— En Belgique, oui. Parfois, je rêve que je pars au Japon ou en Australie… Tellement loin qu’ils ne me retrouveront jamais. Mais c’est impossible, tu ne prends pas l’avion quand tu es mineure sans te faire remarquer, sans compter que je n’ai nulle part où aller et pas un sou… Bref, j’attends d’être majeure, je trouve un boulot et je déménage, à Lille ou à Paris. Il faut juste que je tienne jusque-là.
— Comment tu peux tenir quasiment trois ans dans ces conditions ? a murmuré Angélique.
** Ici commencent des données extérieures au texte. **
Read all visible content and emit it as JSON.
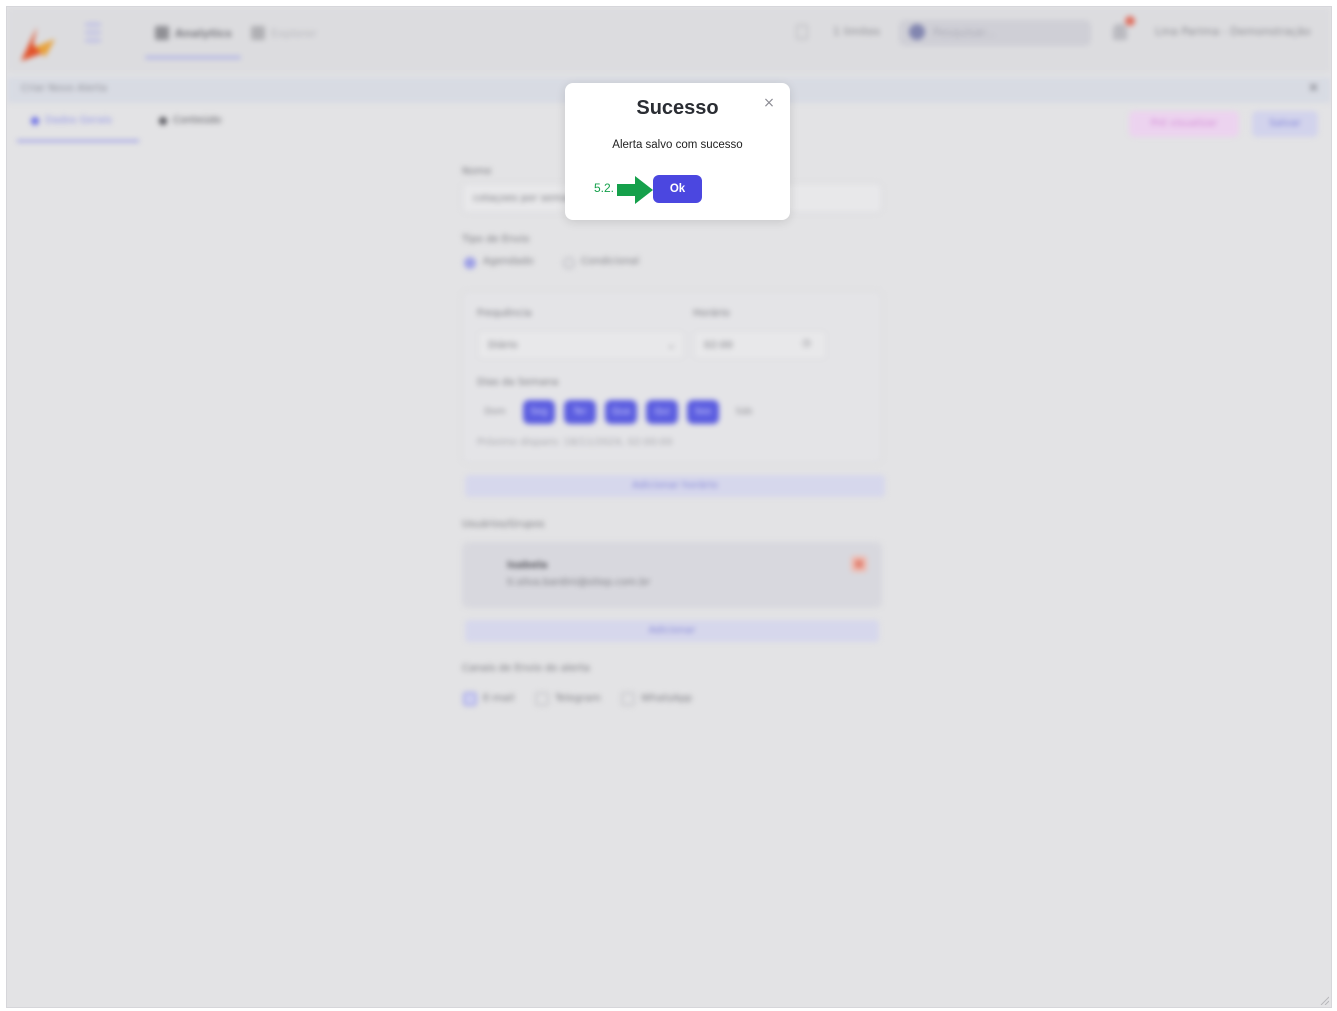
{
  "top_nav": {
    "tab_analytics": "Analytics",
    "tab_explorer": "Explorer",
    "clock_text": "1 limites",
    "search_placeholder": "Pesquisar...",
    "user_text": "Lina Parima - Demonstração"
  },
  "create_dialog": {
    "title": "Criar Novo Alerta",
    "tab_basic": "Dados Gerais",
    "tab_content": "Conteúdo",
    "btn_preview": "Pré visualizar",
    "btn_save": "Salvar",
    "name_label": "Nome",
    "name_value": "cotaçoes por semana",
    "send_type_label": "Tipo de Envio",
    "send_type_options": [
      "Agendado",
      "Condicional"
    ],
    "frequency_label": "Frequência",
    "frequency_value": "Diário",
    "time_label": "Horário",
    "time_value": "02:00",
    "weekdays_label": "Dias da Semana",
    "weekdays": [
      {
        "label": "Dom",
        "active": false
      },
      {
        "label": "Seg",
        "active": true
      },
      {
        "label": "Ter",
        "active": true
      },
      {
        "label": "Qua",
        "active": true
      },
      {
        "label": "Qui",
        "active": true
      },
      {
        "label": "Sex",
        "active": true
      },
      {
        "label": "Sáb",
        "active": false
      }
    ],
    "next_send": "Próximo disparo: 18/11/2024, 02:00:00",
    "add_time": "Adicionar horário",
    "recipients_label": "Usuários/Grupos",
    "recipient_name": "Isabela",
    "recipient_email": "ti.silva.bardini@sitep.com.br",
    "add_recipient": "Adicionar",
    "channels_label": "Canais de Envio do alerta",
    "channels": [
      "E-mail",
      "Telegram",
      "WhatsApp"
    ]
  },
  "modal": {
    "title": "Sucesso",
    "message": "Alerta salvo com sucesso",
    "ok_label": "Ok",
    "close_symbol": "×"
  },
  "annotation": {
    "step_label": "5.2.",
    "arrow_color": "#15a04b"
  },
  "colors": {
    "accent": "#4b47e0",
    "annotation": "#15a04b"
  }
}
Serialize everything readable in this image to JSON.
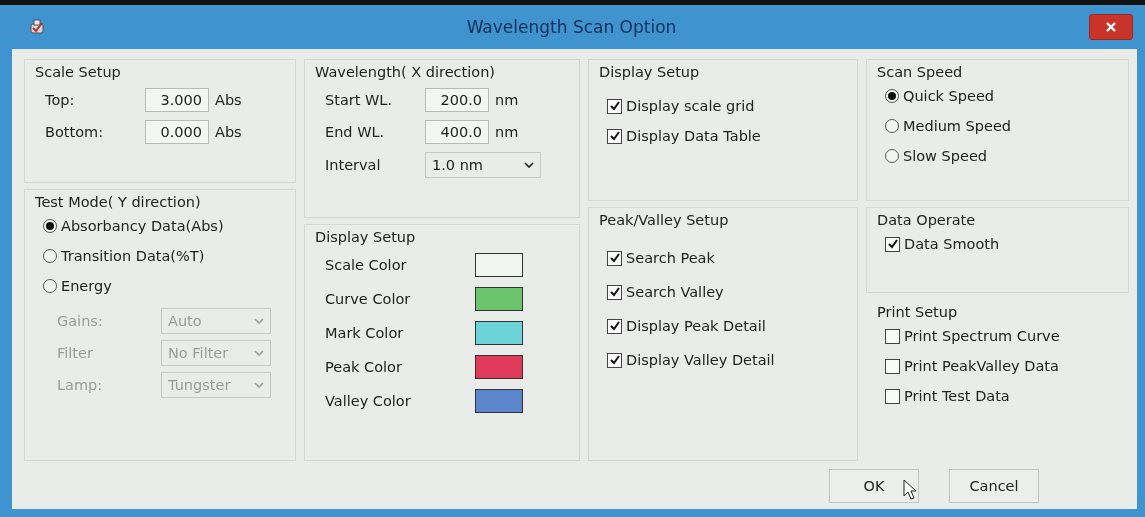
{
  "window": {
    "title": "Wavelength Scan Option"
  },
  "scale_setup": {
    "title": "Scale Setup",
    "fields": [
      {
        "label": "Top:",
        "value": "3.000",
        "unit": "Abs"
      },
      {
        "label": "Bottom:",
        "value": "0.000",
        "unit": "Abs"
      }
    ]
  },
  "test_mode": {
    "title": "Test Mode( Y direction)",
    "options": [
      {
        "label": "Absorbancy Data(Abs)",
        "selected": true
      },
      {
        "label": "Transition Data(%T)",
        "selected": false
      },
      {
        "label": "Energy",
        "selected": false
      }
    ],
    "settings": [
      {
        "label": "Gains:",
        "value": "Auto",
        "disabled": true
      },
      {
        "label": "Filter",
        "value": "No Filter",
        "disabled": true
      },
      {
        "label": "Lamp:",
        "value": "Tungster",
        "disabled": true
      }
    ]
  },
  "wavelength": {
    "title": "Wavelength( X direction)",
    "fields": [
      {
        "label": "Start WL.",
        "value": "200.0",
        "unit": "nm"
      },
      {
        "label": "End WL.",
        "value": "400.0",
        "unit": "nm"
      }
    ],
    "interval": {
      "label": "Interval",
      "value": "1.0 nm"
    }
  },
  "color_setup": {
    "title": "Display Setup",
    "items": [
      {
        "label": "Scale Color",
        "color": "#f2f4f2"
      },
      {
        "label": "Curve Color",
        "color": "#6cc46c"
      },
      {
        "label": "Mark Color",
        "color": "#6cd4d8"
      },
      {
        "label": "Peak Color",
        "color": "#e03c5a"
      },
      {
        "label": "Valley Color",
        "color": "#5b86cc"
      }
    ]
  },
  "display_setup": {
    "title": "Display Setup",
    "options": [
      {
        "label": "Display scale grid",
        "checked": true
      },
      {
        "label": "Display Data Table",
        "checked": true
      }
    ]
  },
  "peak_valley_setup": {
    "title": "Peak/Valley Setup",
    "options": [
      {
        "label": "Search Peak",
        "checked": true
      },
      {
        "label": "Search Valley",
        "checked": true
      },
      {
        "label": "Display Peak Detail",
        "checked": true
      },
      {
        "label": "Display Valley Detail",
        "checked": true
      }
    ]
  },
  "scan_speed": {
    "title": "Scan Speed",
    "options": [
      {
        "label": "Quick Speed",
        "selected": true
      },
      {
        "label": "Medium Speed",
        "selected": false
      },
      {
        "label": "Slow Speed",
        "selected": false
      }
    ]
  },
  "data_operate": {
    "title": "Data Operate",
    "options": [
      {
        "label": "Data Smooth",
        "checked": true
      }
    ]
  },
  "print_setup": {
    "title": "Print Setup",
    "options": [
      {
        "label": "Print Spectrum Curve",
        "checked": false
      },
      {
        "label": "Print PeakValley Data",
        "checked": false
      },
      {
        "label": "Print Test Data",
        "checked": false
      }
    ]
  },
  "buttons": [
    {
      "label": "OK"
    },
    {
      "label": "Cancel"
    }
  ]
}
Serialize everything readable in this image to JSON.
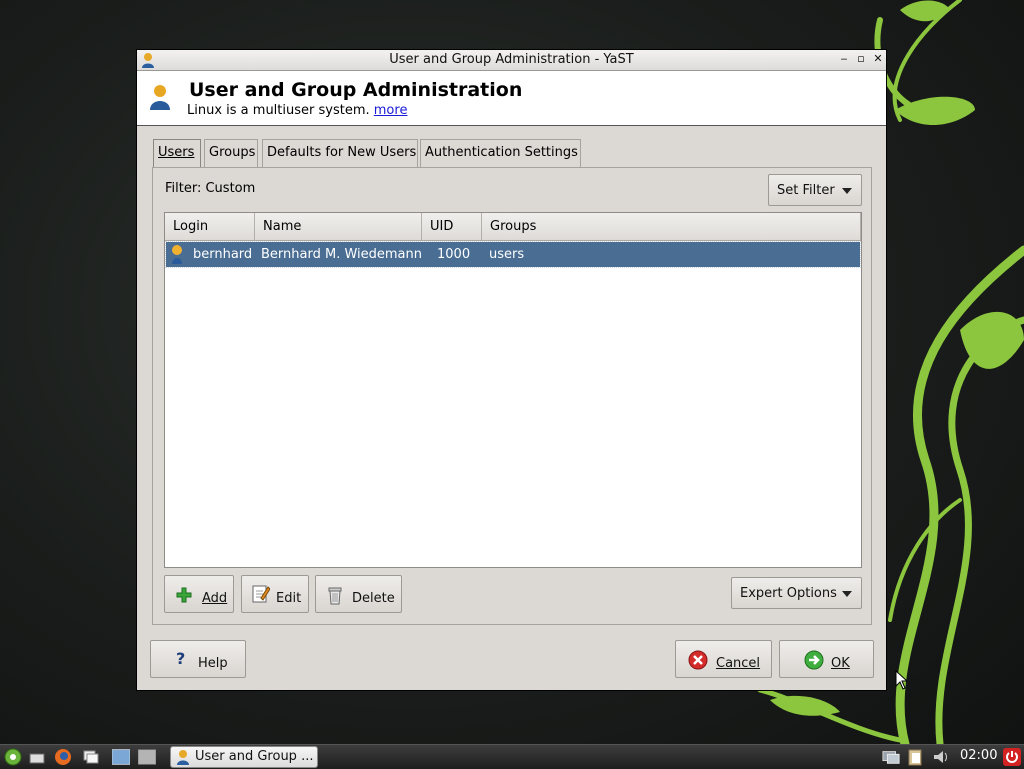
{
  "window": {
    "title": "User and Group Administration - YaST",
    "minimize_glyph": "‒",
    "maximize_glyph": "▫",
    "close_glyph": "✕"
  },
  "header": {
    "title": "User and Group Administration",
    "subtitle": "Linux is a multiuser system.",
    "more_link": "more"
  },
  "tabs": [
    {
      "label": "Users",
      "active": true
    },
    {
      "label": "Groups",
      "active": false
    },
    {
      "label": "Defaults for New Users",
      "active": false
    },
    {
      "label": "Authentication Settings",
      "active": false
    }
  ],
  "filter": {
    "label": "Filter: Custom",
    "set_filter_button": "Set Filter"
  },
  "table": {
    "columns": [
      "Login",
      "Name",
      "UID",
      "Groups"
    ],
    "rows": [
      {
        "login": "bernhard",
        "name": "Bernhard M. Wiedemann",
        "uid": "1000",
        "groups": "users",
        "selected": true
      }
    ]
  },
  "actions": {
    "add": "Add",
    "edit": "Edit",
    "delete": "Delete",
    "expert_options": "Expert Options"
  },
  "footer": {
    "help": "Help",
    "cancel": "Cancel",
    "ok": "OK"
  },
  "taskbar": {
    "task_label": "User and Group ...",
    "clock": "02:00"
  },
  "colors": {
    "selection": "#4a6d93",
    "accent_green": "#8cc63e",
    "desktop_bg": "#1a1d1b"
  }
}
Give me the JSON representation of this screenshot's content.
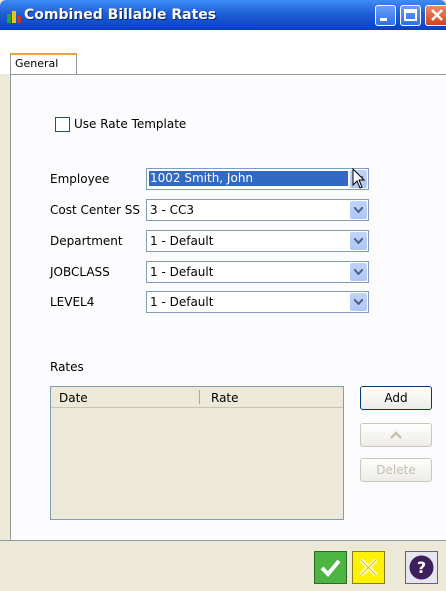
{
  "window": {
    "title": "Combined Billable Rates"
  },
  "tabs": [
    {
      "label": "General"
    }
  ],
  "form": {
    "use_rate_template": {
      "label": "Use Rate Template",
      "checked": false
    },
    "fields": [
      {
        "label": "Employee",
        "value": "1002 Smith, John"
      },
      {
        "label": "Cost Center SS",
        "value": "3 - CC3"
      },
      {
        "label": "Department",
        "value": "1 - Default"
      },
      {
        "label": "JOBCLASS",
        "value": "1 - Default"
      },
      {
        "label": "LEVEL4",
        "value": "1 - Default"
      }
    ]
  },
  "rates": {
    "label": "Rates",
    "columns": [
      "Date",
      "Rate"
    ],
    "rows": [],
    "buttons": {
      "add": "Add",
      "delete": "Delete"
    }
  },
  "colors": {
    "titlebar": "#1f5fd6",
    "selection": "#316ac5",
    "ok": "#4cb542",
    "cancel": "#fff200"
  },
  "icons": {
    "app": "app-icon",
    "minimize": "minimize-icon",
    "maximize": "maximize-icon",
    "close": "close-icon",
    "move_up": "chevron-up-icon",
    "ok": "checkmark-icon",
    "cancel": "x-icon",
    "help": "question-icon"
  }
}
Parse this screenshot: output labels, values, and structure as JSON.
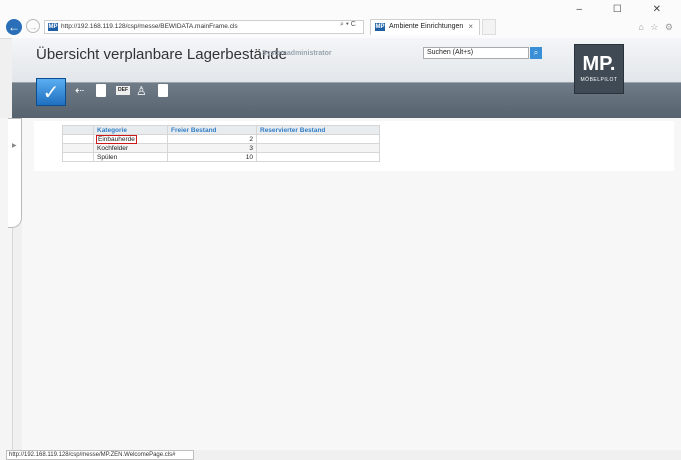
{
  "browser": {
    "url": "http://192.168.119.128/csp/messe/BEWIDATA.mainFrame.cls",
    "address_tools": "⌕ ▾ C",
    "tab_title": "Ambiente Einrichtungen",
    "favicon_text": "MP",
    "window_controls": "– ☐ ✕",
    "right_icons": "⌂ ☆ ⚙"
  },
  "header": {
    "title": "Übersicht verplanbare Lagerbestände",
    "user": "Systemadministrator",
    "search_placeholder": "Suchen (Alt+s)",
    "logo_main": "MP.",
    "logo_sub": "MÖBELPILOT"
  },
  "toolbar": {
    "def_label": "DEF"
  },
  "table": {
    "headers": [
      "Kategorie",
      "Freier Bestand",
      "Reservierter Bestand"
    ],
    "rows": [
      {
        "kategorie": "Einbauherde",
        "frei": "2",
        "reserviert": ""
      },
      {
        "kategorie": "Kochfelder",
        "frei": "3",
        "reserviert": ""
      },
      {
        "kategorie": "Spülen",
        "frei": "10",
        "reserviert": ""
      }
    ]
  },
  "status_bar": {
    "text": "http://192.168.119.128/csp/messe/MP.ZEN.WelcomePage.cls#"
  },
  "colors": {
    "accent": "#2f7ec8",
    "highlight": "#d0181b",
    "header_dark": "#56626e"
  }
}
— Parce que je n’ai pas le choix.
Angélique fixait l’horizon que la nuit avait englouti, là où les falaises blanches de Douvres apparaissaient dans la brume les jours de beau temps. Elle a hoché la tête, a écrasé son mégot dans un pot de fleurs et a déclaré très calmement :
— On a toujours le choix. On va te sortir de là.
Aujourd’hui,
Lilou
Fanny se gara devant la piscine municipale. Elle n’avait pas dit un mot du trajet et Lilou sentait que cette histoire de « Folcoche » n’était pas très bien passée.
— J’ai trouvé l’historique de la météo, annonça-t-elle. C’était un peu galère d’accéder aux archives de Météo France, mais tu peux télécharger les données sur le site.
— Dis-moi qu’il faisait beau le 3 septembre 2001 !
Lilou jeta un regard surpris à sa belle-mère, elle avait les mains toujours crispées sur le volant alors qu’elle venait d’éteindre le contact, comme si la question était absolument cruciale.
— Ciel dégagé, vent faible, grand soleil, vingt et un degrés, déclara Lilou.
— Je le savais ! s’exclama Fanny d’un ton triomphal.
Lilou examina sa belle-mère d’un air circonspect. Qu’est-ce qu’ils avaient tous, avec cette histoire de météo ? Elle suivit Fanny qui s’engouffra d’un pas décidé dans la piscine de Bouville. L’odeur de chlore et la forte chaleur contrastaient avec la fraîcheur de la boutique du poissonnier.
— Bonjour, j’ai téléphoné, ce matin, j’ai rendez-vous avec M. Roussel.
— Oui, son bureau est au premier, indiqua la fille de l’accueil.
Lilou monta à la suite de Fanny dans l’escalier.
— Tu peux me dire ce qu’on fout ici ? grommela-t-elle.
— Toi qui es si cultivée, tu penses que Folcoche confierait une telle information à sa belle-fille ?
Lilou leva les yeux au ciel.
— T’es toujours là-dessus ? C’est bon, c’est de l’humour, ta psy ne te conseille pas de travailler sur ta susceptibilité ?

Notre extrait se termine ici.